Coin Change Combinations and Fast Algorithms
Hypothesis
Science Concepts Learned
An algorithm solves a problem the same way each time by following a fixed set of step-by-step rules. In this experiment, a brute-force program tests every possible combination of pennies, nickels, dimes, quarters, and half-dollars to count how many ways make change for a dollar. It works — but runs very slowly. When you search for patterns in the results, you find that the five-coin problem connects to simpler four-coin and three-coin problems. A new program built on those patterns runs over 26,000 times faster, solving the ten-thousand-dollar problem in less than an hour.

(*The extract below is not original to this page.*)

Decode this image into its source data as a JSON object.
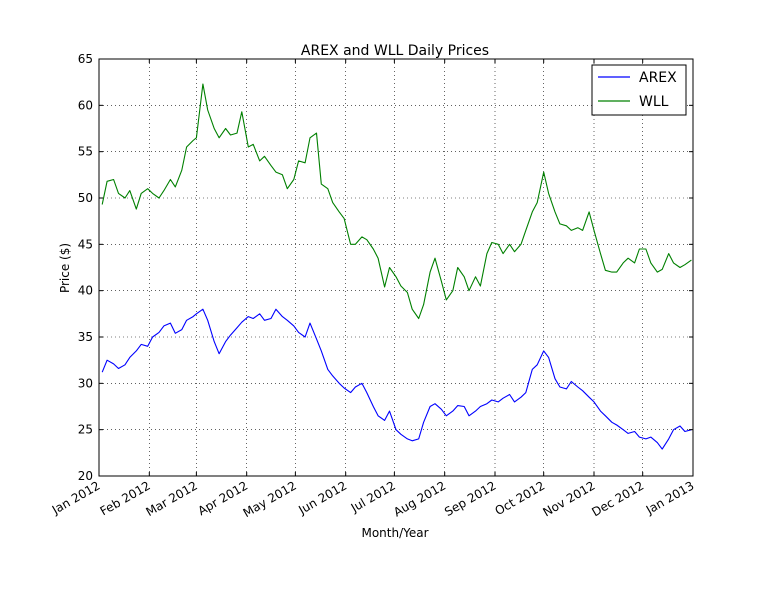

How many ways can five types of coins add up to one dollar? The answer is exactly 292 distinct groupings — and finding that number is a combinatorics problem. A brute-force program tests every possible combination of pennies, nickels, dimes, quarters, and half-dollars. It works, but runs very slowly. As the target amount grows, the number of possible combinations explodes: ten thousand dollars yields over 666 quadrillion arrangements. That makes brute force impractical. When you search for patterns in the results, you find that the five-coin problem connects to simpler four-coin and three-coin problems. A new program built on those patterns runs over 26,000 times faster — solving the ten-thousand-dollar problem in under an hour.
How much harder does a problem get as its size grows? This experiment answers that question directly. A brute-force program that tests every possible combination of pennies, nickels, dimes, quarters, and half-dollars works for small amounts — but as the target value increases, it slows to a crawl. By searching for patterns in the results, you discover that the five-coin problem connects to simpler four-coin and three-coin problems. A new program built on those patterns runs over 26,000 times faster, solving the ten-thousand-dollar problem in less than an hour. That speedup is what choosing the right algorithm looks like in practice: a problem that seemed practically unsolvable becomes finished before lunch.
When order does not matter, combinations count the different ways you can choose items from a group. Making change for a dollar means picking coins that add up correctly — and it turns out there are exactly 292 ways to do it using pennies, nickels, dimes, quarters, and half-dollars. That number comes from testing every possible mix of the five U.S. coins, which a computer program can do through brute force. As a result, each solution is a different combination of those five coin types.